Judging by this auto-biography Edwin Lefèvre (a pen-name of Jesse Livermore) may have been the sort of person your mother warned you against.
He made his living from speculating on the stock market, sometimes using techniques which would often be illegal today. He both won and lost money, and this book contains his insights into successful and unsuccessful trading periods. Here's one of Lefèvre's asides on the nature of speculation, which follows a story of a man who had a successful system, thought he could do better by changing the system, then wiped himself out:
I sometimes think that speculation must be an unnatural sort of business, because I find that the average speculator has arrayed against him his own nature. The weaknesses that all men are prone to are fatal to success in speculation — usually those very weaknesses that make him likable to his fellows or that he himself particularly guards against in other ventures of his where they are not nearly so dangerous as when he is trading in stocks or commodities.Perhaps an automated system will not be subject to such human mistakes? Or will it, too, lack the humility of traders such as Taleb?
One of the key assumptions made by many investment and pricing theories (e.g. Black-Scholes) is that prices behave in a manner which can be modelled by the normal distribution. It seems on the face of it a reasonable assumption, but it isn't.
Mandelbrot makes a strong case that the normal distribution is a poor estimator for the distribution of price changes, and that a fractal distribution paints a more accurate picture. Why does it matter? If you take the normal assumption then large jumps in price are extremely unlikely, and price changes on any day are not affected by changes the previous day. In fact the extremes do happen, and the magnitude of today's changes does correlate with previous day's trading. The net effect is that the normal distribution assumption seriously underestimates risk.

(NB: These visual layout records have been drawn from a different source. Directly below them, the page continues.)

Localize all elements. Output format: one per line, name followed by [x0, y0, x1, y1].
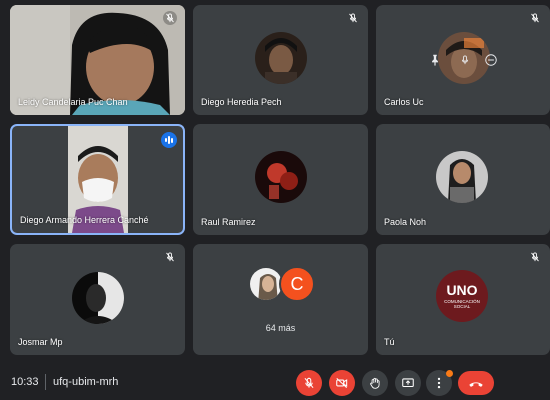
participant-name: Josmar Mp: [18, 337, 63, 347]
participant-name: Diego Heredia Pech: [201, 97, 282, 107]
participant-tile-raul[interactable]: Raul Ramirez: [193, 124, 368, 235]
mic-off-icon: [349, 13, 357, 23]
present-screen-button[interactable]: [395, 370, 421, 396]
hangup-icon: [469, 382, 483, 387]
present-icon: [402, 378, 414, 388]
mic-off-icon: [531, 13, 539, 23]
mic-off-icon: [166, 252, 174, 262]
participant-name: Raul Ramirez: [201, 217, 256, 227]
avatar-initial: C: [279, 266, 315, 302]
participant-name: Diego Armando Herrera Canché: [20, 215, 149, 225]
participant-tile-carlos[interactable]: Carlos Uc: [376, 5, 550, 115]
participant-tile-diego-armando[interactable]: Diego Armando Herrera Canché: [10, 124, 185, 235]
avatar: [72, 272, 124, 324]
participant-name: Paola Noh: [384, 217, 427, 227]
self-tile[interactable]: UNO COMUNICACIÓN SOCIAL Tú: [376, 244, 550, 355]
logo-text: UNO: [446, 281, 478, 298]
mic-off-icon: [531, 252, 539, 262]
participant-name: Tú: [384, 337, 395, 347]
more-participants-tile[interactable]: C 64 más: [193, 244, 368, 355]
notification-dot: [446, 370, 453, 377]
mute-icon[interactable]: [458, 53, 472, 67]
participant-tile-josmar[interactable]: Josmar Mp: [10, 244, 185, 355]
speaking-indicator-icon: [161, 132, 177, 148]
participant-tile-diego-heredia[interactable]: Diego Heredia Pech: [193, 5, 368, 115]
participant-name: Leidy Candelaria Puc Chan: [18, 97, 128, 107]
microphone-toggle-button[interactable]: [296, 370, 322, 396]
leave-call-button[interactable]: [458, 371, 494, 395]
more-participants-count: 64 más: [265, 323, 296, 333]
camera-toggle-button[interactable]: [329, 370, 355, 396]
avatar: [255, 32, 307, 84]
divider: [45, 374, 46, 390]
avatar: [255, 151, 307, 203]
raise-hand-button[interactable]: [362, 370, 388, 396]
remove-icon[interactable]: [484, 53, 498, 67]
bottom-toolbar: 10:33 ufq-ubim-mrh: [0, 366, 550, 400]
mic-off-icon: [304, 377, 314, 389]
more-options-icon: [437, 377, 441, 389]
participant-name: Carlos Uc: [384, 97, 424, 107]
mic-off-icon: [163, 11, 177, 25]
participant-tile-paola[interactable]: Paola Noh: [376, 124, 550, 235]
pin-icon[interactable]: [428, 53, 442, 67]
meeting-time: 10:33: [11, 376, 39, 388]
avatar-logo: UNO COMUNICACIÓN SOCIAL: [436, 270, 488, 322]
camera-off-icon: [336, 377, 348, 389]
logo-subtitle: COMUNICACIÓN SOCIAL: [444, 298, 480, 309]
avatar: [436, 151, 488, 203]
meeting-code: ufq-ubim-mrh: [53, 376, 119, 388]
participant-tile-leidy[interactable]: Leidy Candelaria Puc Chan: [10, 5, 185, 115]
raise-hand-icon: [370, 377, 380, 389]
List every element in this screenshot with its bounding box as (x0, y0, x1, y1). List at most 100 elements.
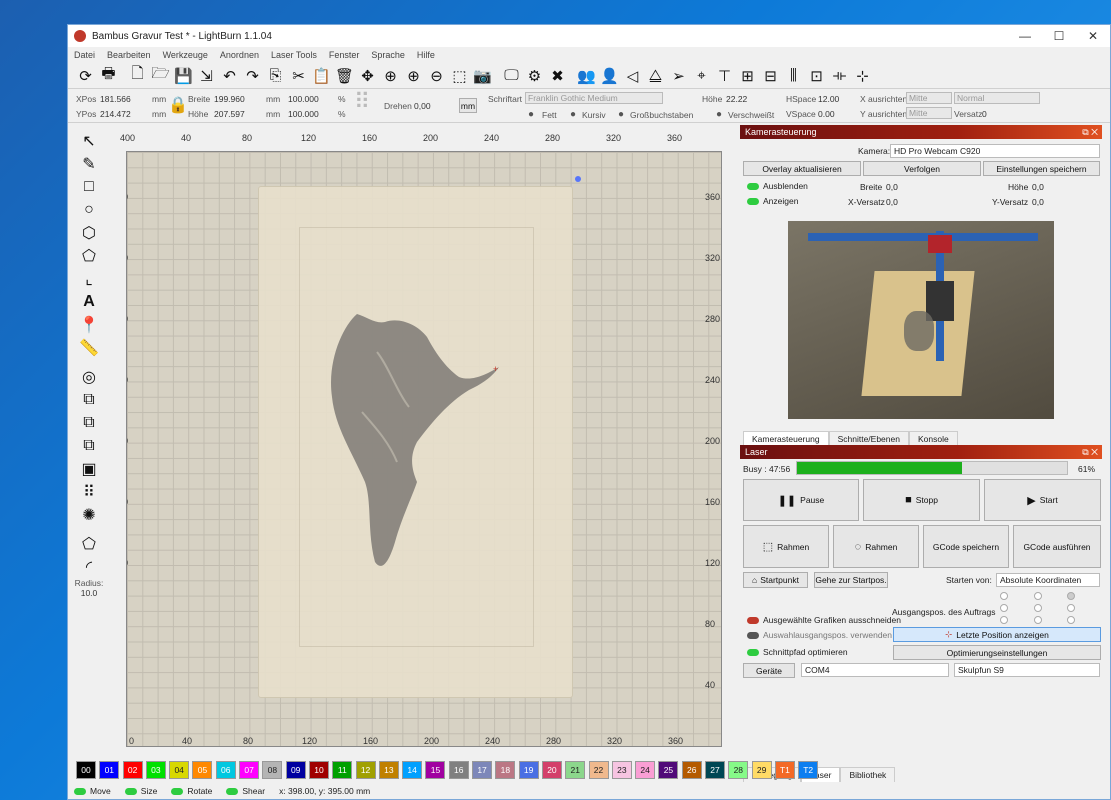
use-selection-origin-toggle[interactable] (747, 632, 759, 640)
origin-radio[interactable] (1067, 604, 1075, 612)
move-icon[interactable]: ✥ (356, 65, 379, 87)
layer-color-19[interactable]: 19 (518, 761, 539, 779)
caps-toggle-icon[interactable]: ● (618, 109, 624, 120)
cut-icon[interactable]: ✂ (287, 65, 310, 87)
layer-color-07[interactable]: 07 (239, 761, 260, 779)
layer-color-08[interactable]: 08 (262, 761, 283, 779)
copy-icon[interactable]: ⎘ (264, 65, 287, 87)
origin-radio[interactable] (1034, 616, 1042, 624)
undo-icon[interactable]: ↶ (218, 65, 241, 87)
text-icon[interactable]: A (68, 290, 110, 313)
layer-color-17[interactable]: 17 (472, 761, 493, 779)
home-button[interactable]: ⌂ Startpunkt (743, 572, 808, 588)
layer-color-T2[interactable]: T2 (798, 761, 819, 779)
shear-toggle[interactable] (226, 787, 239, 795)
origin-radio[interactable] (1034, 592, 1042, 600)
show-toggle[interactable] (747, 198, 759, 206)
menu-edit[interactable]: Bearbeiten (107, 50, 151, 60)
layer-color-11[interactable]: 11 (332, 761, 353, 779)
devices-button[interactable]: Geräte (743, 663, 795, 678)
save-gcode-button[interactable]: GCode speichern (923, 525, 1009, 568)
hspace-value[interactable]: 12.00 (818, 94, 839, 104)
paste-icon[interactable]: 📋 (310, 65, 333, 87)
group-icon[interactable]: 👥 (575, 65, 598, 87)
origin-radio[interactable] (1034, 604, 1042, 612)
font-height-value[interactable]: 22.22 (726, 94, 747, 104)
layer-color-18[interactable]: 18 (495, 761, 516, 779)
position-pin-icon[interactable]: 📍 (68, 313, 110, 336)
polygon-icon[interactable]: ⬡ (68, 221, 110, 244)
tab-camera-control[interactable]: Kamerasteuerung (743, 431, 829, 446)
camera-select[interactable]: HD Pro Webcam C920 (890, 144, 1100, 158)
layer-color-06[interactable]: 06 (215, 761, 236, 779)
layer-color-16[interactable]: 16 (448, 761, 469, 779)
layer-color-10[interactable]: 10 (308, 761, 329, 779)
move-toggle[interactable] (74, 787, 86, 795)
menu-help[interactable]: Hilfe (417, 50, 435, 60)
new-file-icon[interactable]: 🗋 (126, 65, 149, 87)
frame-round-button[interactable]: ◌ Rahmen (833, 525, 919, 568)
rectangle-icon[interactable]: □ (68, 175, 110, 198)
dock-icon[interactable]: ⊡ (805, 65, 828, 87)
layer-color-27[interactable]: 27 (705, 761, 726, 779)
subtract-icon[interactable]: ⧉ (68, 411, 110, 434)
tab-cuts-layers[interactable]: Schnitte/Ebenen (828, 431, 909, 446)
layer-color-12[interactable]: 12 (355, 761, 376, 779)
measure-icon[interactable]: 📏 (68, 336, 110, 359)
save-settings-button[interactable]: Einstellungen speichern (983, 161, 1100, 176)
units-button[interactable]: mm (459, 98, 477, 113)
menu-laser-tools[interactable]: Laser Tools (271, 50, 317, 60)
layer-color-14[interactable]: 14 (402, 761, 423, 779)
print-icon[interactable]: 🖶 (97, 65, 120, 87)
layer-color-15[interactable]: 15 (425, 761, 446, 779)
layer-color-29[interactable]: 29 (751, 761, 772, 779)
monitor-icon[interactable]: 🖵 (500, 65, 523, 87)
ellipse-icon[interactable]: ○ (68, 198, 110, 221)
redo-icon[interactable]: ↷ (241, 65, 264, 87)
cut-selected-toggle[interactable] (747, 617, 759, 625)
move-together-icon[interactable]: ⟛ (828, 65, 851, 87)
pen-icon[interactable]: ✎ (68, 152, 110, 175)
overlay-width-value[interactable]: 0,0 (886, 182, 898, 192)
vspace-value[interactable]: 0.00 (818, 109, 835, 119)
radius-value[interactable]: 10.0 (68, 588, 110, 598)
menu-file[interactable]: Datei (74, 50, 95, 60)
origin-radio[interactable] (1000, 616, 1008, 624)
delete-icon[interactable]: 🗑 (333, 65, 356, 87)
rotate-toggle[interactable] (171, 787, 184, 795)
layer-color-02[interactable]: 02 (122, 761, 143, 779)
show-last-position-button[interactable]: ⊹ Letzte Position anzeigen (893, 627, 1101, 642)
optimization-settings-button[interactable]: Optimierungseinstellungen (893, 645, 1101, 660)
goto-origin-button[interactable]: Gehe zur Startpos. (814, 572, 888, 588)
zoom-fit-icon[interactable]: ⊕ (379, 65, 402, 87)
layer-color-05[interactable]: 05 (192, 761, 213, 779)
minimize-button[interactable]: — (1008, 29, 1042, 43)
menu-tools[interactable]: Werkzeuge (163, 50, 208, 60)
menu-language[interactable]: Sprache (371, 50, 405, 60)
x-offset-value[interactable]: 0,0 (886, 197, 898, 207)
laser-panel-close-icon[interactable]: ⧉ ✕ (1082, 445, 1098, 459)
corner-radius-icon[interactable]: ◜ (68, 555, 110, 578)
scale-height[interactable]: 100.000 (288, 109, 319, 119)
align-bottom-icon[interactable]: ⊟ (759, 65, 782, 87)
align-top-icon[interactable]: ⊤ (713, 65, 736, 87)
menu-arrange[interactable]: Anordnen (220, 50, 259, 60)
origin-radio-selected[interactable] (1067, 592, 1075, 600)
stop-button[interactable]: ■ Stopp (863, 479, 980, 521)
intersect-icon[interactable]: ⧉ (68, 434, 110, 457)
pentagon-icon[interactable]: ⬠ (68, 244, 110, 267)
tab-console[interactable]: Konsole (908, 431, 958, 446)
open-folder-icon[interactable]: 🗁 (149, 65, 172, 87)
center-icon[interactable]: ⌖ (690, 65, 713, 87)
height-value[interactable]: 207.597 (214, 109, 245, 119)
ypos-value[interactable]: 214.472 (100, 109, 131, 119)
layer-color-23[interactable]: 23 (611, 761, 632, 779)
bold-toggle-icon[interactable]: ● (528, 109, 534, 120)
scale-width[interactable]: 100.000 (288, 94, 319, 104)
overlay-height-value[interactable]: 0,0 (1032, 182, 1044, 192)
engraving-graphic[interactable]: + (127, 152, 722, 747)
panel-close-icon[interactable]: ⧉ ✕ (1082, 125, 1098, 139)
weld-toggle-icon[interactable]: ● (716, 109, 722, 120)
layer-color-22[interactable]: 22 (588, 761, 609, 779)
send-icon[interactable]: ➢ (667, 65, 690, 87)
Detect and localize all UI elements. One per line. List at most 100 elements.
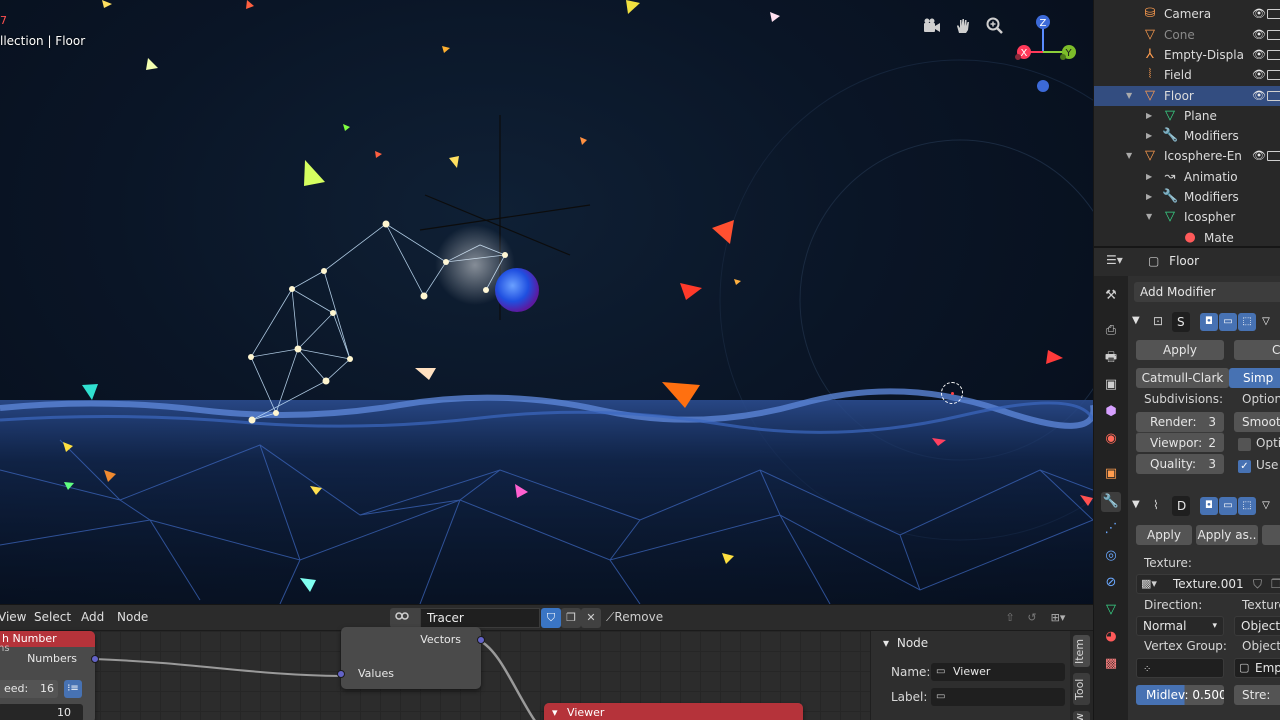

This book is in the popular science category. There is no deep mathematics or equations. (A shame, if you are mathematically inclined — good news, if you aren't.) There's a reasonable mix of anecdote and experimental evidence, but a little too much schadenfreude when Mandelbrot manages to prove himself right and others wrong.
This book won't make you rich, or give you a sure-fire way of making money on the markets — it's author carefully points this out. What it will give you is a deeper understanding of the shaky foundations on which portfolio theory, option pricing and many other models are based, as well as some ideas on how to more realistically test a trading system on simulated data.